Sports brings out many different emotions in fans. Many of these are felt in one season or one series. Sometimes all of these are felt in one single game. I've been a fan of the Detroit Red Wings for twenty years now, and this past Sunday they defeated the Anaheim Ducks in Game 7 of the Stanley Cup Playoffs on the road. The Wings were the 7th seed and a heavy underdog against the 2nd seeded Ducks, and personally I would've been glad had they just won a single game in the series considering the season that preceded it.
Instead, improbably, they won the series and the first emotion that came over me was pride. This was quite far from the best squad the Winged Wheel had ever put together, but that made the experience even better. In the end, it made me think of all the Saints teams I've been most proud of over the years.
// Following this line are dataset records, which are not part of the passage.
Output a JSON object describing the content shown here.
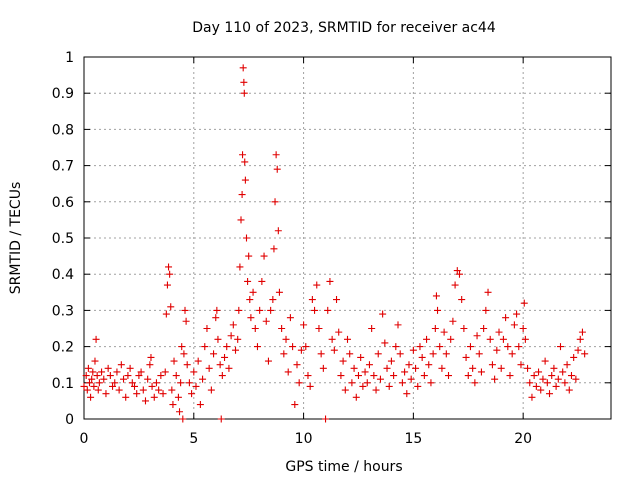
{
  "chart_data": {
    "type": "scatter",
    "title": "Day 110 of 2023, SRMTID for receiver ac44",
    "xlabel": "GPS time / hours",
    "ylabel": "SRMTID / TECUs",
    "xlim": [
      0,
      24
    ],
    "ylim": [
      0,
      1
    ],
    "xticks": [
      0,
      5,
      10,
      15,
      20
    ],
    "yticks": [
      0,
      0.1,
      0.2,
      0.3,
      0.4,
      0.5,
      0.6,
      0.7,
      0.8,
      0.9,
      1
    ],
    "xtick_labels": [
      "0",
      "5",
      "10",
      "15",
      "20"
    ],
    "ytick_labels": [
      "0",
      "0.1",
      "0.2",
      "0.3",
      "0.4",
      "0.5",
      "0.6",
      "0.7",
      "0.8",
      "0.9",
      "1"
    ],
    "grid": true,
    "marker": "+",
    "color": "#e00000",
    "series": [
      {
        "name": "SRMTID",
        "points": [
          [
            0.0,
            0.09
          ],
          [
            0.1,
            0.12
          ],
          [
            0.15,
            0.08
          ],
          [
            0.2,
            0.14
          ],
          [
            0.25,
            0.1
          ],
          [
            0.3,
            0.06
          ],
          [
            0.35,
            0.11
          ],
          [
            0.4,
            0.13
          ],
          [
            0.45,
            0.09
          ],
          [
            0.5,
            0.16
          ],
          [
            0.55,
            0.22
          ],
          [
            0.6,
            0.12
          ],
          [
            0.65,
            0.08
          ],
          [
            0.7,
            0.1
          ],
          [
            0.8,
            0.13
          ],
          [
            0.9,
            0.11
          ],
          [
            1.0,
            0.07
          ],
          [
            1.1,
            0.14
          ],
          [
            1.2,
            0.12
          ],
          [
            1.3,
            0.09
          ],
          [
            1.4,
            0.1
          ],
          [
            1.5,
            0.13
          ],
          [
            1.6,
            0.08
          ],
          [
            1.7,
            0.15
          ],
          [
            1.8,
            0.11
          ],
          [
            1.9,
            0.06
          ],
          [
            2.0,
            0.12
          ],
          [
            2.1,
            0.14
          ],
          [
            2.2,
            0.1
          ],
          [
            2.3,
            0.09
          ],
          [
            2.4,
            0.07
          ],
          [
            2.5,
            0.12
          ],
          [
            2.6,
            0.13
          ],
          [
            2.7,
            0.08
          ],
          [
            2.8,
            0.05
          ],
          [
            2.9,
            0.11
          ],
          [
            3.0,
            0.15
          ],
          [
            3.05,
            0.17
          ],
          [
            3.1,
            0.09
          ],
          [
            3.2,
            0.06
          ],
          [
            3.3,
            0.1
          ],
          [
            3.4,
            0.08
          ],
          [
            3.5,
            0.12
          ],
          [
            3.6,
            0.07
          ],
          [
            3.7,
            0.13
          ],
          [
            3.75,
            0.29
          ],
          [
            3.8,
            0.37
          ],
          [
            3.85,
            0.42
          ],
          [
            3.9,
            0.4
          ],
          [
            3.95,
            0.31
          ],
          [
            4.0,
            0.08
          ],
          [
            4.05,
            0.04
          ],
          [
            4.1,
            0.16
          ],
          [
            4.2,
            0.12
          ],
          [
            4.3,
            0.06
          ],
          [
            4.35,
            0.02
          ],
          [
            4.4,
            0.1
          ],
          [
            4.45,
            0.2
          ],
          [
            4.5,
            0.0
          ],
          [
            4.55,
            0.18
          ],
          [
            4.6,
            0.3
          ],
          [
            4.65,
            0.27
          ],
          [
            4.7,
            0.15
          ],
          [
            4.8,
            0.1
          ],
          [
            4.9,
            0.07
          ],
          [
            5.0,
            0.13
          ],
          [
            5.1,
            0.09
          ],
          [
            5.2,
            0.16
          ],
          [
            5.3,
            0.04
          ],
          [
            5.4,
            0.11
          ],
          [
            5.5,
            0.2
          ],
          [
            5.6,
            0.25
          ],
          [
            5.7,
            0.14
          ],
          [
            5.8,
            0.08
          ],
          [
            5.9,
            0.18
          ],
          [
            6.0,
            0.28
          ],
          [
            6.05,
            0.3
          ],
          [
            6.1,
            0.22
          ],
          [
            6.2,
            0.15
          ],
          [
            6.25,
            0.0
          ],
          [
            6.3,
            0.12
          ],
          [
            6.4,
            0.17
          ],
          [
            6.5,
            0.2
          ],
          [
            6.6,
            0.14
          ],
          [
            6.7,
            0.23
          ],
          [
            6.8,
            0.26
          ],
          [
            6.9,
            0.19
          ],
          [
            7.0,
            0.22
          ],
          [
            7.05,
            0.3
          ],
          [
            7.1,
            0.42
          ],
          [
            7.15,
            0.55
          ],
          [
            7.2,
            0.62
          ],
          [
            7.22,
            0.73
          ],
          [
            7.25,
            0.97
          ],
          [
            7.28,
            0.93
          ],
          [
            7.3,
            0.9
          ],
          [
            7.32,
            0.71
          ],
          [
            7.35,
            0.66
          ],
          [
            7.4,
            0.5
          ],
          [
            7.45,
            0.38
          ],
          [
            7.5,
            0.45
          ],
          [
            7.55,
            0.33
          ],
          [
            7.6,
            0.28
          ],
          [
            7.7,
            0.35
          ],
          [
            7.8,
            0.25
          ],
          [
            7.9,
            0.2
          ],
          [
            8.0,
            0.3
          ],
          [
            8.1,
            0.38
          ],
          [
            8.2,
            0.45
          ],
          [
            8.3,
            0.27
          ],
          [
            8.4,
            0.16
          ],
          [
            8.5,
            0.3
          ],
          [
            8.6,
            0.33
          ],
          [
            8.65,
            0.47
          ],
          [
            8.7,
            0.6
          ],
          [
            8.75,
            0.73
          ],
          [
            8.8,
            0.69
          ],
          [
            8.85,
            0.52
          ],
          [
            8.9,
            0.35
          ],
          [
            9.0,
            0.25
          ],
          [
            9.1,
            0.18
          ],
          [
            9.2,
            0.22
          ],
          [
            9.3,
            0.13
          ],
          [
            9.4,
            0.28
          ],
          [
            9.5,
            0.2
          ],
          [
            9.6,
            0.04
          ],
          [
            9.7,
            0.15
          ],
          [
            9.8,
            0.1
          ],
          [
            9.9,
            0.19
          ],
          [
            10.0,
            0.26
          ],
          [
            10.1,
            0.2
          ],
          [
            10.2,
            0.12
          ],
          [
            10.3,
            0.09
          ],
          [
            10.4,
            0.33
          ],
          [
            10.5,
            0.3
          ],
          [
            10.6,
            0.37
          ],
          [
            10.7,
            0.25
          ],
          [
            10.8,
            0.18
          ],
          [
            10.9,
            0.14
          ],
          [
            11.0,
            0.0
          ],
          [
            11.1,
            0.3
          ],
          [
            11.2,
            0.38
          ],
          [
            11.3,
            0.22
          ],
          [
            11.4,
            0.19
          ],
          [
            11.5,
            0.33
          ],
          [
            11.6,
            0.24
          ],
          [
            11.7,
            0.12
          ],
          [
            11.8,
            0.16
          ],
          [
            11.9,
            0.08
          ],
          [
            12.0,
            0.22
          ],
          [
            12.1,
            0.18
          ],
          [
            12.2,
            0.1
          ],
          [
            12.3,
            0.14
          ],
          [
            12.4,
            0.06
          ],
          [
            12.5,
            0.12
          ],
          [
            12.6,
            0.17
          ],
          [
            12.7,
            0.09
          ],
          [
            12.8,
            0.13
          ],
          [
            12.9,
            0.1
          ],
          [
            13.0,
            0.15
          ],
          [
            13.1,
            0.25
          ],
          [
            13.2,
            0.12
          ],
          [
            13.3,
            0.08
          ],
          [
            13.4,
            0.18
          ],
          [
            13.5,
            0.11
          ],
          [
            13.6,
            0.29
          ],
          [
            13.7,
            0.21
          ],
          [
            13.8,
            0.14
          ],
          [
            13.9,
            0.09
          ],
          [
            14.0,
            0.16
          ],
          [
            14.1,
            0.12
          ],
          [
            14.2,
            0.2
          ],
          [
            14.3,
            0.26
          ],
          [
            14.4,
            0.18
          ],
          [
            14.5,
            0.1
          ],
          [
            14.6,
            0.13
          ],
          [
            14.7,
            0.07
          ],
          [
            14.8,
            0.15
          ],
          [
            14.9,
            0.11
          ],
          [
            15.0,
            0.19
          ],
          [
            15.1,
            0.14
          ],
          [
            15.2,
            0.09
          ],
          [
            15.3,
            0.2
          ],
          [
            15.4,
            0.17
          ],
          [
            15.5,
            0.12
          ],
          [
            15.6,
            0.22
          ],
          [
            15.7,
            0.15
          ],
          [
            15.8,
            0.1
          ],
          [
            15.9,
            0.18
          ],
          [
            16.0,
            0.25
          ],
          [
            16.05,
            0.34
          ],
          [
            16.1,
            0.3
          ],
          [
            16.2,
            0.2
          ],
          [
            16.3,
            0.14
          ],
          [
            16.4,
            0.24
          ],
          [
            16.5,
            0.18
          ],
          [
            16.6,
            0.12
          ],
          [
            16.7,
            0.22
          ],
          [
            16.8,
            0.27
          ],
          [
            16.9,
            0.37
          ],
          [
            17.0,
            0.41
          ],
          [
            17.1,
            0.4
          ],
          [
            17.2,
            0.33
          ],
          [
            17.3,
            0.25
          ],
          [
            17.4,
            0.17
          ],
          [
            17.5,
            0.12
          ],
          [
            17.6,
            0.2
          ],
          [
            17.7,
            0.14
          ],
          [
            17.8,
            0.1
          ],
          [
            17.9,
            0.23
          ],
          [
            18.0,
            0.18
          ],
          [
            18.1,
            0.13
          ],
          [
            18.2,
            0.25
          ],
          [
            18.3,
            0.3
          ],
          [
            18.4,
            0.35
          ],
          [
            18.5,
            0.22
          ],
          [
            18.6,
            0.15
          ],
          [
            18.7,
            0.11
          ],
          [
            18.8,
            0.19
          ],
          [
            18.9,
            0.24
          ],
          [
            19.0,
            0.14
          ],
          [
            19.1,
            0.22
          ],
          [
            19.2,
            0.28
          ],
          [
            19.3,
            0.2
          ],
          [
            19.4,
            0.12
          ],
          [
            19.5,
            0.18
          ],
          [
            19.6,
            0.26
          ],
          [
            19.7,
            0.29
          ],
          [
            19.8,
            0.2
          ],
          [
            19.9,
            0.15
          ],
          [
            20.0,
            0.25
          ],
          [
            20.05,
            0.32
          ],
          [
            20.1,
            0.22
          ],
          [
            20.2,
            0.14
          ],
          [
            20.3,
            0.1
          ],
          [
            20.4,
            0.06
          ],
          [
            20.5,
            0.12
          ],
          [
            20.6,
            0.09
          ],
          [
            20.7,
            0.13
          ],
          [
            20.8,
            0.08
          ],
          [
            20.9,
            0.11
          ],
          [
            21.0,
            0.16
          ],
          [
            21.1,
            0.1
          ],
          [
            21.2,
            0.07
          ],
          [
            21.3,
            0.12
          ],
          [
            21.4,
            0.14
          ],
          [
            21.5,
            0.09
          ],
          [
            21.6,
            0.11
          ],
          [
            21.7,
            0.2
          ],
          [
            21.8,
            0.13
          ],
          [
            21.9,
            0.1
          ],
          [
            22.0,
            0.15
          ],
          [
            22.1,
            0.08
          ],
          [
            22.2,
            0.12
          ],
          [
            22.3,
            0.17
          ],
          [
            22.4,
            0.11
          ],
          [
            22.5,
            0.19
          ],
          [
            22.6,
            0.22
          ],
          [
            22.7,
            0.24
          ],
          [
            22.8,
            0.18
          ]
        ]
      }
    ]
  }
}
There was the '87 Saints (the first year I watched them) who went 12-3 and finally made the playoffs.
There was the '91 Saints who finally won the NFC West.
There was the '00 Saints who finally won a playoff game.
Of course, there's the '06 Saints who made the NFC title game and helped bring the city together.
And, without question, there's the '09 Saints who brought home that elusive Super Bowl title we all cherish.
All of these teams have brought us an immense sense of pride over the years, but there is one team that made me not only proud of the Saints but, as always, proud of my hometown of New Orleans. A team that has been overlooked in the aftermath of the greatness that has followed it. A team that faced an unimaginable adversity that, if we are all lucky, no franchise in sports will ever have to face again.
I carry a great sense of pride in the nomadic 2005 New Orleans Saints.
Sure they were awful. They were downright terrible. In fact, some would've gladly traded in their paper bags for plastic ones watching that Saints team on the field that season. Yeah they were bad, but no matter where they played, they were ours, and we needed them. That season, the Saints went 3-13 and played in 3 different "home" venues. They were a franchise that had become stale and complacent in its current iteration at that point and desperately needed some drastic changes, and changes would be on the horizon.
Sean Payton and Drew Brees helped rebuild the Saints and led them to glory, but it was Jim Haslett and Aaron Brooks who were there, at the end, in the darkest days the organization and the city it represented had ever seen. For as much as Haslett and Brooks are mocked, in their final season of '05, they were subjected to the most tumultuous situation any franchise had ever endured.
The post-Katrina Saints of 2006 had some overwhelming obstacles to overcome of course, and they deserve every bit of credit they've received, and more. Let's not forget though, the uncertainty and instability that surrounded the Saints and New Orleans itself during that '05 season. The '06 Saints represented the rebirth and revitalization of New Orleans, whereas the '05 Saints represented resiliency and resolve in the face of uncertainty. They weren't winners, but they were ours.
The Saints played all over the country that season, but never in New Orleans, obviously. Nevertheless, they carried the flag for the city of New Orleans, and the people of New Orleans along with Who Dat Nation worldwide were better and stronger for it. They played at Meadowlands Stadium, but they were not the New Jersey Saints. They played at Tiger Stadium, but they were not the Baton Rouge Saints. They played at the Alamodome, but they certainly were not, and never would be, the San Antonio Saints.
In a tragic season riddled with low points, the highest point came at the beginning, much like the tenure of Haslett and Brooks itself. The greatest moment of pride that season came in Week 1 at Carolina. The Panthers were just 2 seasons removed from a Super Bowl appearance and on their way to an NFC Championship Game appearance that very season. Carolina was a 6.5 point favorite over the vagabond Saints at home in the Week 1 matchup.
The Saints were overmatched but not overwhelmed. With the score tied at 20 with 7 seconds left in regulation, John Carney hit a 47 yard field goal to give the Saints the 23-20 lead. A Carolina fumble on the ensuing kickoff secured victory for the Saints, and my pride for the Saints and New Orleans soared.
The 2005 Saints only won 3 games but they didn't shame the city they represented. Their abysmal record was the catalyst for the Reggie Bush draft, the Drew Brees signing, and the Sean Payton hiring. That team "fell on the sword" for the future of the franchise and the NFL in New Orleans. It was, at that time, darkest before the dawn.
Their record was dreadful and both the roster and coaching staff were long overdue for coming changes. For one week though, they were good, and they were good for New Orleans. They won that game with heart and determination, they won that game for New Orleans. For at least one week, despite despair, there was hope, faith, and most importantly, pride.